The work laid out for each of us is different, the choices different. The passions and goals and struggles are different. But the declaring is the same: I support you. You are amazing. I am so thankful for you. You’re doing great. I know you can do this. I am here for you.

I glow after time spent with girlfriends. Because I’m surrounded my women who build me up. But I’ve seen how Satan can twist this sweet gift of sisterhood, wrapping it with envy, a misplaced comment, or an envy-filled jab.

I pray for a healthy, supportive network of girlfriends for my own daughter, that she find and build a community of girls and women who will boldly declare over her encouragement, instead of whittle her down for walking a different path or excelling on one. I pray she will be that same powerful voice of encouragement.  

I never imagined God would call me into motherhood. I never imagined the career He’s also called me to. He’s surprised me at all the turns, but He has also shown me community and opportunity to build into others at every turn. When I start twisting my situation into a selfish story, the quickest way to break up the clouds is to start declaring something great over someone else.

With our intentional words, we possess power to light up someone or light into them, and the choice we make in a moment may echo with the listener for months – or years – to come.

The ship-island amongst the light and royalty in my childhood home, we laugh now about how Kelsi fits, or doesn’t, with the traditional Biblical names our children have.

But one day, my husband, who has Irish roots, came to me and said, “You’re wrong.
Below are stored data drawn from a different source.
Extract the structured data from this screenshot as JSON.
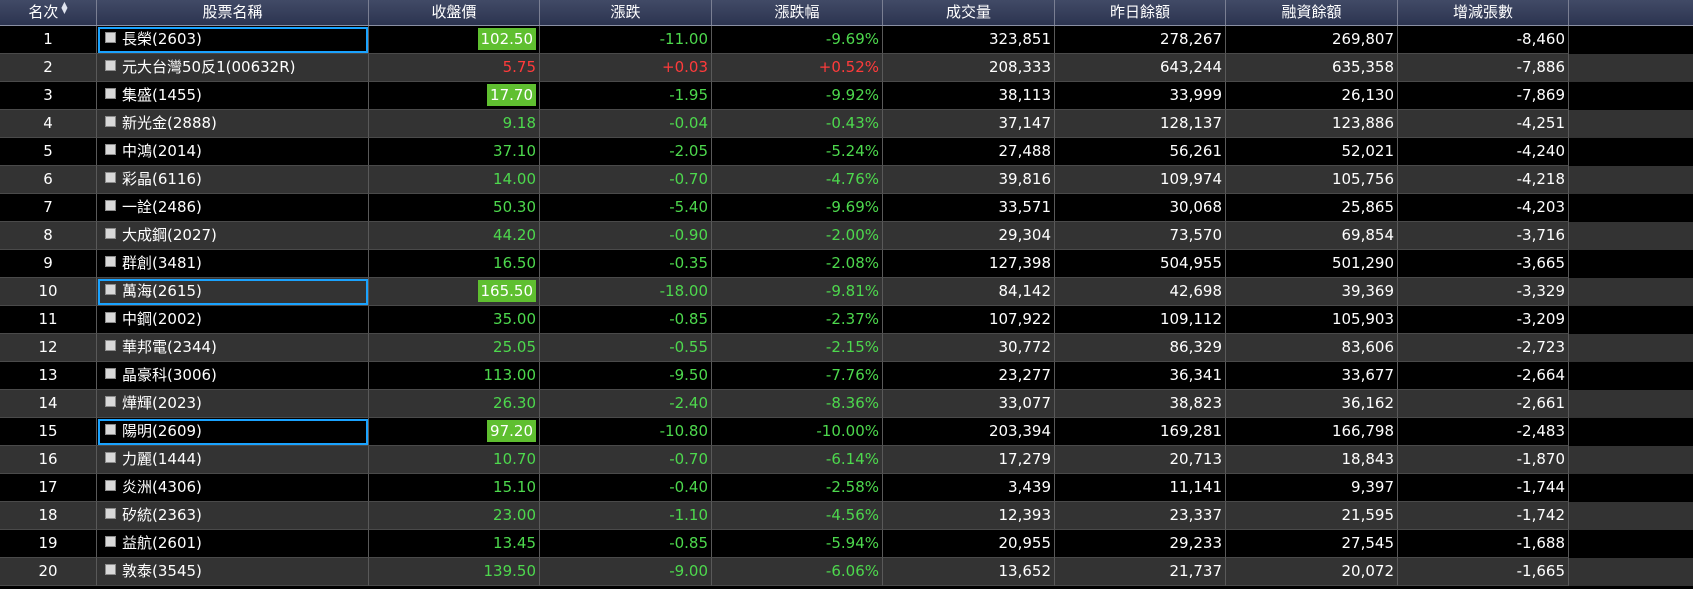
{
  "columns": {
    "rank": "名次",
    "name": "股票名稱",
    "close": "收盤價",
    "change": "漲跌",
    "pct": "漲跌幅",
    "volume": "成交量",
    "prev_balance": "昨日餘額",
    "margin_balance": "融資餘額",
    "delta": "增減張數"
  },
  "sort": {
    "column": "rank",
    "icon": "sort-arrows-icon"
  },
  "colors": {
    "up": "#ff3b3b",
    "down": "#4dd84d",
    "limit_badge": "#5fbf30",
    "selection": "#1aa3ff",
    "header_bg": "#39415c"
  },
  "rows": [
    {
      "rank": "1",
      "name": "長榮(2603)",
      "close": "102.50",
      "change": "-11.00",
      "pct": "-9.69%",
      "volume": "323,851",
      "prev_balance": "278,267",
      "margin_balance": "269,807",
      "delta": "-8,460",
      "dir": "down",
      "limit": true,
      "selected": true
    },
    {
      "rank": "2",
      "name": "元大台灣50反1(00632R)",
      "close": "5.75",
      "change": "+0.03",
      "pct": "+0.52%",
      "volume": "208,333",
      "prev_balance": "643,244",
      "margin_balance": "635,358",
      "delta": "-7,886",
      "dir": "up",
      "limit": false,
      "selected": false
    },
    {
      "rank": "3",
      "name": "集盛(1455)",
      "close": "17.70",
      "change": "-1.95",
      "pct": "-9.92%",
      "volume": "38,113",
      "prev_balance": "33,999",
      "margin_balance": "26,130",
      "delta": "-7,869",
      "dir": "down",
      "limit": true,
      "selected": false
    },
    {
      "rank": "4",
      "name": "新光金(2888)",
      "close": "9.18",
      "change": "-0.04",
      "pct": "-0.43%",
      "volume": "37,147",
      "prev_balance": "128,137",
      "margin_balance": "123,886",
      "delta": "-4,251",
      "dir": "down",
      "limit": false,
      "selected": false
    },
    {
      "rank": "5",
      "name": "中鴻(2014)",
      "close": "37.10",
      "change": "-2.05",
      "pct": "-5.24%",
      "volume": "27,488",
      "prev_balance": "56,261",
      "margin_balance": "52,021",
      "delta": "-4,240",
      "dir": "down",
      "limit": false,
      "selected": false
    },
    {
      "rank": "6",
      "name": "彩晶(6116)",
      "close": "14.00",
      "change": "-0.70",
      "pct": "-4.76%",
      "volume": "39,816",
      "prev_balance": "109,974",
      "margin_balance": "105,756",
      "delta": "-4,218",
      "dir": "down",
      "limit": false,
      "selected": false
    },
    {
      "rank": "7",
      "name": "一詮(2486)",
      "close": "50.30",
      "change": "-5.40",
      "pct": "-9.69%",
      "volume": "33,571",
      "prev_balance": "30,068",
      "margin_balance": "25,865",
      "delta": "-4,203",
      "dir": "down",
      "limit": false,
      "selected": false
    },
    {
      "rank": "8",
      "name": "大成鋼(2027)",
      "close": "44.20",
      "change": "-0.90",
      "pct": "-2.00%",
      "volume": "29,304",
      "prev_balance": "73,570",
      "margin_balance": "69,854",
      "delta": "-3,716",
      "dir": "down",
      "limit": false,
      "selected": false
    },
    {
      "rank": "9",
      "name": "群創(3481)",
      "close": "16.50",
      "change": "-0.35",
      "pct": "-2.08%",
      "volume": "127,398",
      "prev_balance": "504,955",
      "margin_balance": "501,290",
      "delta": "-3,665",
      "dir": "down",
      "limit": false,
      "selected": false
    },
    {
      "rank": "10",
      "name": "萬海(2615)",
      "close": "165.50",
      "change": "-18.00",
      "pct": "-9.81%",
      "volume": "84,142",
      "prev_balance": "42,698",
      "margin_balance": "39,369",
      "delta": "-3,329",
      "dir": "down",
      "limit": true,
      "selected": true
    },
    {
      "rank": "11",
      "name": "中鋼(2002)",
      "close": "35.00",
      "change": "-0.85",
      "pct": "-2.37%",
      "volume": "107,922",
      "prev_balance": "109,112",
      "margin_balance": "105,903",
      "delta": "-3,209",
      "dir": "down",
      "limit": false,
      "selected": false
    },
    {
      "rank": "12",
      "name": "華邦電(2344)",
      "close": "25.05",
      "change": "-0.55",
      "pct": "-2.15%",
      "volume": "30,772",
      "prev_balance": "86,329",
      "margin_balance": "83,606",
      "delta": "-2,723",
      "dir": "down",
      "limit": false,
      "selected": false
    },
    {
      "rank": "13",
      "name": "晶豪科(3006)",
      "close": "113.00",
      "change": "-9.50",
      "pct": "-7.76%",
      "volume": "23,277",
      "prev_balance": "36,341",
      "margin_balance": "33,677",
      "delta": "-2,664",
      "dir": "down",
      "limit": false,
      "selected": false
    },
    {
      "rank": "14",
      "name": "燁輝(2023)",
      "close": "26.30",
      "change": "-2.40",
      "pct": "-8.36%",
      "volume": "33,077",
      "prev_balance": "38,823",
      "margin_balance": "36,162",
      "delta": "-2,661",
      "dir": "down",
      "limit": false,
      "selected": false
    },
    {
      "rank": "15",
      "name": "陽明(2609)",
      "close": "97.20",
      "change": "-10.80",
      "pct": "-10.00%",
      "volume": "203,394",
      "prev_balance": "169,281",
      "margin_balance": "166,798",
      "delta": "-2,483",
      "dir": "down",
      "limit": true,
      "selected": true
    },
    {
      "rank": "16",
      "name": "力麗(1444)",
      "close": "10.70",
      "change": "-0.70",
      "pct": "-6.14%",
      "volume": "17,279",
      "prev_balance": "20,713",
      "margin_balance": "18,843",
      "delta": "-1,870",
      "dir": "down",
      "limit": false,
      "selected": false
    },
    {
      "rank": "17",
      "name": "炎洲(4306)",
      "close": "15.10",
      "change": "-0.40",
      "pct": "-2.58%",
      "volume": "3,439",
      "prev_balance": "11,141",
      "margin_balance": "9,397",
      "delta": "-1,744",
      "dir": "down",
      "limit": false,
      "selected": false
    },
    {
      "rank": "18",
      "name": "矽統(2363)",
      "close": "23.00",
      "change": "-1.10",
      "pct": "-4.56%",
      "volume": "12,393",
      "prev_balance": "23,337",
      "margin_balance": "21,595",
      "delta": "-1,742",
      "dir": "down",
      "limit": false,
      "selected": false
    },
    {
      "rank": "19",
      "name": "益航(2601)",
      "close": "13.45",
      "change": "-0.85",
      "pct": "-5.94%",
      "volume": "20,955",
      "prev_balance": "29,233",
      "margin_balance": "27,545",
      "delta": "-1,688",
      "dir": "down",
      "limit": false,
      "selected": false
    },
    {
      "rank": "20",
      "name": "敦泰(3545)",
      "close": "139.50",
      "change": "-9.00",
      "pct": "-6.06%",
      "volume": "13,652",
      "prev_balance": "21,737",
      "margin_balance": "20,072",
      "delta": "-1,665",
      "dir": "down",
      "limit": false,
      "selected": false
    }
  ]
}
Kelsi doesn’t mean ship-island.” He’d looked it up, and sure enough, the Irish meaning is different.

It’s brave.

It moved me profoundly to know that all throughout my growing, my parents had been declaring bravery over me. It makes so much sense for me, an indoor girl who once went on a week-long rock climbing camp, a small-town northerner who moved across the country to a southern college she knew little about, and a rule-follower who transferred colleges just a year away from graduating in order change degrees.

I don’t think my big adventures are behind me just yet, but knowing I’m Brave frames the adventures of my youth in a different way, and becomes a whisper on my lips when I worry over a new challenge.

It’s okay. I’m brave.

Of course I am. It’s been declared over me my whole life.